During his June 26, 2017 interview with Judy Woodruff of PBS NewsHour, Warren Buffet said, “If you go to 1982, when Forbes put on their first 400 list, those people had a total of $93 billion. They now have $2.4 trillion, a multiple of 25 for one. This has been a prosperity that’s been disproportionately rewarding to the people on top.” Later he says, “The real problem, in my view, is – this has been – the prosperity has been unbelievable for the extremely rich people.”

On this topic, David Brooks wrote in a New York Times article, “There is a structural flaw in modern capitalism. Tremendous income gains are going to those in the top 20 percent, but prospects are diminishing for those in the middle and working classes”. To which professor Gabriel Zuchman of UC Berkeley tweeted a graph showing that in fact these tremendous income gains are going to the top 1%. With the largest amount of income growth going to the top .001%. While real annual income growth for the vast majority of Americans has been flat or negative.


 

The idea of income inequality is not a new concept, as with all things macroeconomic, over time the measure of income inequality expands and contracts. However, the current trend seems to be picking up steam. Based on another UC Berkeley professors findings, Emmanuel Saez, in 1982, the highest-earning 1% of families received 10.8% of all pretax income, while the bottom 90% received 64.7%. Now, three decades later, the top 1% received 22.5% of pretax income, while the bottom 90%’s share had fallen to 49.6%. These are all similar findings and illustrate a growing frustration within society.
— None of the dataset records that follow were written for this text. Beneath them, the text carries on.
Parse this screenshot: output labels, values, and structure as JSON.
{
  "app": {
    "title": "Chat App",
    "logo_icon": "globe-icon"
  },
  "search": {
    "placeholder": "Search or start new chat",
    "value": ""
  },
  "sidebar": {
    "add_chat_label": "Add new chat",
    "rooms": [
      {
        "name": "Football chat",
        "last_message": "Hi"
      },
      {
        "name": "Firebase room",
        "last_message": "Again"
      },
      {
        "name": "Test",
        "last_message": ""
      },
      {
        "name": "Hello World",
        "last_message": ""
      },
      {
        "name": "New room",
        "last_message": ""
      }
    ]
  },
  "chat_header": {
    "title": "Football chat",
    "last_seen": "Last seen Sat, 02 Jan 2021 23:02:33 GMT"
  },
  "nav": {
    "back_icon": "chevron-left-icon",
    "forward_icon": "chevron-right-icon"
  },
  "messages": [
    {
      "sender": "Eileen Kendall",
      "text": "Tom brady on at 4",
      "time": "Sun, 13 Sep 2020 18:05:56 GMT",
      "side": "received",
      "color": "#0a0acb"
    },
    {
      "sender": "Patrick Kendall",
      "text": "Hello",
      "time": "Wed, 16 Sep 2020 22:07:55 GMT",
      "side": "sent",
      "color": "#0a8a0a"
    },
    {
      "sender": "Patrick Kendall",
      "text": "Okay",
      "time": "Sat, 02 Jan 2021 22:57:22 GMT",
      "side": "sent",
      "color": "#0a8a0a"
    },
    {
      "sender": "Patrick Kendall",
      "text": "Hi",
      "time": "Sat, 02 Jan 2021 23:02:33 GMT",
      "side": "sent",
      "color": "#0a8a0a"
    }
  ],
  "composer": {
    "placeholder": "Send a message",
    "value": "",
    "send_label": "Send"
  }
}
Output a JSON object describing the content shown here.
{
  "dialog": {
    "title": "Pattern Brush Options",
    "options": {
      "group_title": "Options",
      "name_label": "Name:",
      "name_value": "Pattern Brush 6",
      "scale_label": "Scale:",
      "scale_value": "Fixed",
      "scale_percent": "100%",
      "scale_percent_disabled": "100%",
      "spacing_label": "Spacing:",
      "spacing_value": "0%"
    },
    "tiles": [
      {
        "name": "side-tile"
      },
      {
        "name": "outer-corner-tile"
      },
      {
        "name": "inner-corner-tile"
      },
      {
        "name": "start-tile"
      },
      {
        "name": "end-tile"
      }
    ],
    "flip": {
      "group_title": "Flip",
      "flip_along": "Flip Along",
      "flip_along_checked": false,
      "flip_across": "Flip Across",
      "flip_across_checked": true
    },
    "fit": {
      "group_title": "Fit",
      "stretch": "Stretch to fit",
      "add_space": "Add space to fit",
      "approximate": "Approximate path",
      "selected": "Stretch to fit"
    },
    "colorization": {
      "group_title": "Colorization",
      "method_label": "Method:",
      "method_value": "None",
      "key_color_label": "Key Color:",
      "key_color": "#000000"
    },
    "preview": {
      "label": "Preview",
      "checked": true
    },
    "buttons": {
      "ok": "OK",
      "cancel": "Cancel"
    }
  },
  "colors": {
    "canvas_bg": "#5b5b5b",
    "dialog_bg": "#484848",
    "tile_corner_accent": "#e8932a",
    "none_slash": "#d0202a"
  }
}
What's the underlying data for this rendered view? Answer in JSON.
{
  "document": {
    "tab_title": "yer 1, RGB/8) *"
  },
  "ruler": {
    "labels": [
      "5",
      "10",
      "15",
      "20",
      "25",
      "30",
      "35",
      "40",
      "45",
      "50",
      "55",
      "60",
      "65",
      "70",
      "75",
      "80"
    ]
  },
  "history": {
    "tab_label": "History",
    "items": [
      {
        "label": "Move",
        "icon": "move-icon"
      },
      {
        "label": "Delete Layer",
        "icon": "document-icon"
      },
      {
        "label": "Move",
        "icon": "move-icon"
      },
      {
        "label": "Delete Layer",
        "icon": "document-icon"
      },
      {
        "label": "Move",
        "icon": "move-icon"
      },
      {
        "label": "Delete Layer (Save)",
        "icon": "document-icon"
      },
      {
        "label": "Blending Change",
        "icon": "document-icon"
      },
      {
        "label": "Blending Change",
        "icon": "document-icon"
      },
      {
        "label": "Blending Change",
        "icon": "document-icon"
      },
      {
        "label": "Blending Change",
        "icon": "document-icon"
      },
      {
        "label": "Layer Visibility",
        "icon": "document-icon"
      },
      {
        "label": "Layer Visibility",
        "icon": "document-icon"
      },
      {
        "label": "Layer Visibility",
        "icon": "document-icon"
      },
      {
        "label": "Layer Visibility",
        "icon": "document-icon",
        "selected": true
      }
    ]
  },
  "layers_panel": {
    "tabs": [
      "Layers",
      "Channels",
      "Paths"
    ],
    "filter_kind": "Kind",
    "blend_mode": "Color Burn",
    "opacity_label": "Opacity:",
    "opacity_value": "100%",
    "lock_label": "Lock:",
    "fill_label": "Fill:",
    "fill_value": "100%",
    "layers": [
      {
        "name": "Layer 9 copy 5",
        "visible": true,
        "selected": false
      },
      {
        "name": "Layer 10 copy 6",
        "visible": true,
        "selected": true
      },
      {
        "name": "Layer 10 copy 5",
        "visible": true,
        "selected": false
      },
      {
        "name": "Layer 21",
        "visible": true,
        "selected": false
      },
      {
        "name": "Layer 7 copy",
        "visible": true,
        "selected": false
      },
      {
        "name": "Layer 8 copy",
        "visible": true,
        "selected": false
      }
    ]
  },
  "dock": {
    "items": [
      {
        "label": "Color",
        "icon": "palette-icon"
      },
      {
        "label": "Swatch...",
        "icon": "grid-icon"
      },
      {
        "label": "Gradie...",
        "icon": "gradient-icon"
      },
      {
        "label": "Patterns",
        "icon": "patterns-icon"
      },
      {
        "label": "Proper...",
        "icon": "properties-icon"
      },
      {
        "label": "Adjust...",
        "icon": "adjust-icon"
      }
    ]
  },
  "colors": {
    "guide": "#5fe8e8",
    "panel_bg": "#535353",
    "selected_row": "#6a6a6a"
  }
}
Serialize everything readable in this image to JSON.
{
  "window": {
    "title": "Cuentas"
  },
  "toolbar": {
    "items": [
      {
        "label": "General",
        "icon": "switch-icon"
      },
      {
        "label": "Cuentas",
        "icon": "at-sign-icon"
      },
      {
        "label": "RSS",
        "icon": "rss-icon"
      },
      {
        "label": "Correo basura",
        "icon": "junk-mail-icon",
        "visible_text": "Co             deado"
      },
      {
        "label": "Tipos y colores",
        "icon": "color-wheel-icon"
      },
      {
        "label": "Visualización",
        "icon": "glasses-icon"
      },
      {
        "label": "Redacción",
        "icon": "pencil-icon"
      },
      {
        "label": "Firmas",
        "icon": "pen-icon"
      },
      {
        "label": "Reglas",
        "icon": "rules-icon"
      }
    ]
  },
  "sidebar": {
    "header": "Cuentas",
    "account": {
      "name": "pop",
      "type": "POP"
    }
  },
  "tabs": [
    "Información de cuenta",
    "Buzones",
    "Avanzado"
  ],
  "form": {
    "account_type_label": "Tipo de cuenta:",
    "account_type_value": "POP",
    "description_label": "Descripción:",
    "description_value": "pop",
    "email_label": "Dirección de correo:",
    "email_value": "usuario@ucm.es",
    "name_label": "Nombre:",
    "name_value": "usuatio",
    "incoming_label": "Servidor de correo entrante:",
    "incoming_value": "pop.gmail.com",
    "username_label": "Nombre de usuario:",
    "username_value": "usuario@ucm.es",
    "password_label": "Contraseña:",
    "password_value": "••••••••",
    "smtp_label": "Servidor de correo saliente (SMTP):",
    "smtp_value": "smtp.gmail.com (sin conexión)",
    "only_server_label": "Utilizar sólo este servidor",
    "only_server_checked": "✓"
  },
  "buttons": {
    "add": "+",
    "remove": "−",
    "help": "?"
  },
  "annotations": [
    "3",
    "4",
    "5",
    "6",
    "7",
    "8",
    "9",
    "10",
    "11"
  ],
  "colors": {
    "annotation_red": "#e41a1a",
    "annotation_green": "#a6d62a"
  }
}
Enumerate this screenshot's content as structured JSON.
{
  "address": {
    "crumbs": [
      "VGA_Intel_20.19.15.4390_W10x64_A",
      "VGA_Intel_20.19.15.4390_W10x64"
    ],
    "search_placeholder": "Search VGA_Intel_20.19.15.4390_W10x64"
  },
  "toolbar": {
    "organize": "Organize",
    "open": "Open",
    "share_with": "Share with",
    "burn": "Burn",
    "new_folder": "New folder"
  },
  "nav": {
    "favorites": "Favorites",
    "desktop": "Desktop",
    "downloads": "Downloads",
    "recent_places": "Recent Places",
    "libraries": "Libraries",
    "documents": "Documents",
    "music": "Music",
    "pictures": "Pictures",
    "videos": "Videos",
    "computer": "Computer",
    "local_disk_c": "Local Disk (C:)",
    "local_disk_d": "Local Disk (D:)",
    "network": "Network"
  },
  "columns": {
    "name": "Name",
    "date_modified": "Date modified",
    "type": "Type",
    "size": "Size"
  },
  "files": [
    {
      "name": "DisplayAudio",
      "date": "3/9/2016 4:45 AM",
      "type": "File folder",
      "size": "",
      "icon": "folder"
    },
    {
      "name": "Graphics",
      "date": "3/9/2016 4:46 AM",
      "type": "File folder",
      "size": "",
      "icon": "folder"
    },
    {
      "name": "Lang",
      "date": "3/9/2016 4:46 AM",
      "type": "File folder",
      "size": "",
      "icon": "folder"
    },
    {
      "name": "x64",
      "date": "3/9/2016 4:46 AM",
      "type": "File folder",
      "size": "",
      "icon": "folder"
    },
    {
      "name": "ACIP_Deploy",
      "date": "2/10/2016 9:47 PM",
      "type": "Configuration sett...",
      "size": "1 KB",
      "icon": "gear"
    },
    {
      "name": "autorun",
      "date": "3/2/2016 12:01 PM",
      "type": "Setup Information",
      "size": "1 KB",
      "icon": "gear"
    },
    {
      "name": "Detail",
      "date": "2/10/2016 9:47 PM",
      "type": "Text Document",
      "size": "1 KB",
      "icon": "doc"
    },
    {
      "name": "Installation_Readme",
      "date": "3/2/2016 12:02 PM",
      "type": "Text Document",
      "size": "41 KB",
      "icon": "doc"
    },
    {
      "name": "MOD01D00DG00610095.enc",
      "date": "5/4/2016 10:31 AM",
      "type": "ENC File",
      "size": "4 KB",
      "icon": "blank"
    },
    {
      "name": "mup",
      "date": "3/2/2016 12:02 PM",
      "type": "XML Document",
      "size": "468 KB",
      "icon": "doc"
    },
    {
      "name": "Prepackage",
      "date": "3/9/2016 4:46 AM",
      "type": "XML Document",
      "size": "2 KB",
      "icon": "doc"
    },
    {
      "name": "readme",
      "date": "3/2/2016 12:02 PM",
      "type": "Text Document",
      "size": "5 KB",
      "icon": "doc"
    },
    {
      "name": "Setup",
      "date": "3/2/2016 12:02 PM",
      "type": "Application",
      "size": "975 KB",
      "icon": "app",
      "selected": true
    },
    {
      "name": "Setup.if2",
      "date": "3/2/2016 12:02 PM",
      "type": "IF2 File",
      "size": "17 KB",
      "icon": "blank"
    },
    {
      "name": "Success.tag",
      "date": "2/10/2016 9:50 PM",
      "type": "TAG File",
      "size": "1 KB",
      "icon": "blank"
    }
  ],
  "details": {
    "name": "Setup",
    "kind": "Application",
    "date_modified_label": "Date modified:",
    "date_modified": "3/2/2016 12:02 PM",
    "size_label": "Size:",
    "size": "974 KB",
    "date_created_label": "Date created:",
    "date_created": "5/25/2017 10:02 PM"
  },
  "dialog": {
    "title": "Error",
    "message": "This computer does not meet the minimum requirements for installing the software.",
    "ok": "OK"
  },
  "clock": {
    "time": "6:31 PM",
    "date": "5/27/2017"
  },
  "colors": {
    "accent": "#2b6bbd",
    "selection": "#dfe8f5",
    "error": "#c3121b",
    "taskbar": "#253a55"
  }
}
Does all of this data indicate that there has been a breakdown in the U.S. economic model? Based on Labor Department reporting the economy is essentially at full employment. However, significant wage growth has not occurred for the vast majority of Americans. I don’t believe this is an issue of timing, check back in a couple years of sustained full employment and it’s possible that the trend illustrated on the chart above will reverse, but I’m not confident.



Our economy in experiencing a fundamental change that has been building steam over the past 30 years. I believe the chart above shows that sometime during the 1980’s (the greatest decade) our economy reached “peak human”, since then the use of technology has been eroding the U.S. wage base. It’s often said that technology has been increasing the productivity of work over the entire history of man, technology only increases wages and the number of jobs. This was likely true for the entire history of the world, until now.. Previously technology has never replaced our unique cognitive abilities. Meaning up until now technology has been a tool, but over the past few decades technology has become the means of production, marginalizing a big percentage of the workforce into low wage service industry jobs.

In the 1920’s the US reached peak horse, up until that time a variety of technologies were created to increase the productivity of the horse. When horses spoke of technology, they told each other that innovation will only increase the number of jobs that horses can do. Since the 1920’s however there has been a sharp decline in the equine labor market, due to the invention of the car. Horses can still find jobs, but they don’t pay what they use to. The human wage base will continue to erode as well, I believe it’s inevitable, until most of the worlds wealth will be held by the owners of technology. Policies need to be crafted to minimize this impact, however the theme of David Brooks article cited above is very much on point. The motivations of world leadership is not motivated at this point to move in that direction.